According to witnesses of the execution, Grant’s final words were “Let’s go,” followed by a few expletives.
Witnesses say Grant convulsed about two-dozen times as well as vomited following the injection of midazolam.
MCALESTER, Okla. (KFOR) – The U.S. Supreme Court has overturned a stay of executions for death row inmates Julius Jones and John Grant.
On Thursday, the U.S. Supreme Court ruled on AG John O’Connor’s appeal, asking the court to vacate a stay of executions for death row inmates Julius Jones and John Grant that was issued by the 10th Circuit Court of Appeals. Ultimately, they ruled in O’Connor’s favor.
Grant is scheduled to be executed at 4 p.m. on Thursday.
Grant was convicted in the 1998 murder of Gay Carter, a kitchen supervisor at the Dick Conner Correctional Center, where he was incarcerated at due to several robbery convictions.
Court documents say that Grant stabbed Carter 16 times inside a broom closet.
On Wednesday afternoon, the 10th circuit granted the stay of executions for only Grant and Jones after the attorneys of five death row inmates filed an appeal to a decision to deny a stay, made by a federal judge during a hearing on Monday.
At a trial in February, the inmates’ attorneys will be challenging whether Oklahoma’s execution protocol, a three-drug cocktail, is constitutional. They argued in court on Monday that there was an agreement with former AG Mike Hunter not to executions before that trial.
Late Wednesday evening, O’Connor filed an appeal to the 10th circuit decision and then early Thursday morning, attorneys for the inmates responded in opposition.
In their filing, the attorneys wrote “The public will be ill-served if respondents are executed before being given a full opportunity to test the constitutionality of Oklahoma’s execution protocol.”
Ultimately, the Supreme Court vacated the stay.
Grant will be the first person to be executed in Oklahoma since 2015 when executions were put on hold.
“Executions will go forward in Oklahoma despite significant questions regarding the constitutionality of the state’s execution protocol. The district court ordered a trial to determine whether the protocol creates an unconstitutional risk of excessive pain and suffering, yet the Supreme Court will allow Oklahoma to execute Mr. Grant with that protocol.”Dale Baich, attorney for plaintiffs
Why executions in Oklahoma were put on hold:
In 2014, the State of Oklahoma executed Clayton Lockett for killing 19-year-old Stephanie Nieman in 1999.

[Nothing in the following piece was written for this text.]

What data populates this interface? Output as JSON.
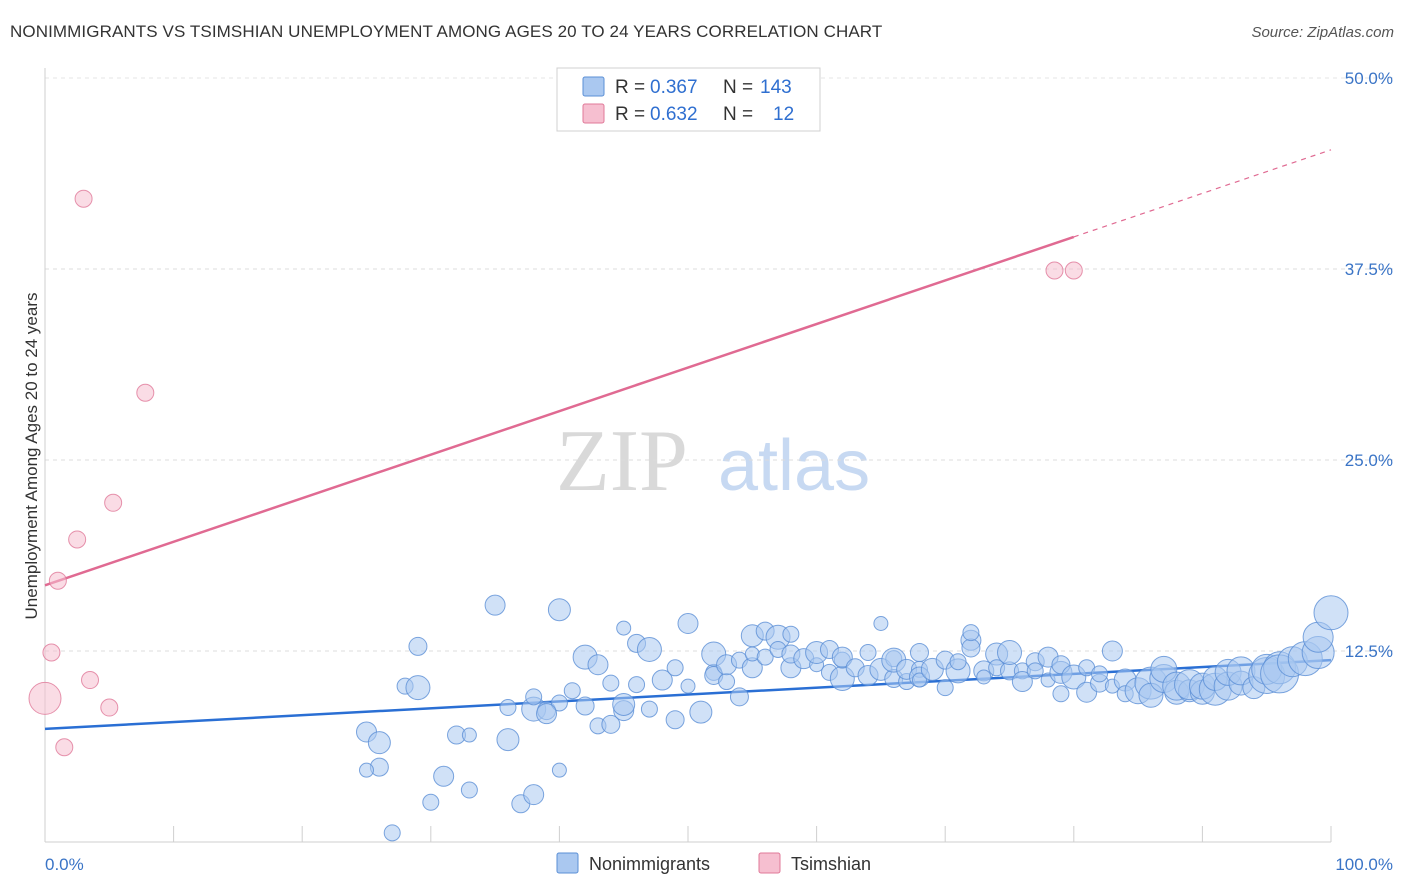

The resulting 43-minute procedure featured a never-before-used combination of execution drugs and went awry as Lockett awoke from his unconscious state, and began twitching and convulsing on the table.
“The doctor checked the IV and reported the blood vein had collapsed, and the drugs had either absorbed into tissue, leaked out or both,” according to a previously released timeline.
Lockett died of a heart attack 43 minutes after the execution began.
In 2015, Charles Warner was put to death for the rape and murder of 11-month-old Adrianna Walker in 1997.
Before the three-drug cocktail was administered, Warner was heard saying, “It feels like acid,” and “My body is on fire.”
An autopsy report says that officials used potassium acetate instead of potassium chloride to kill Warner.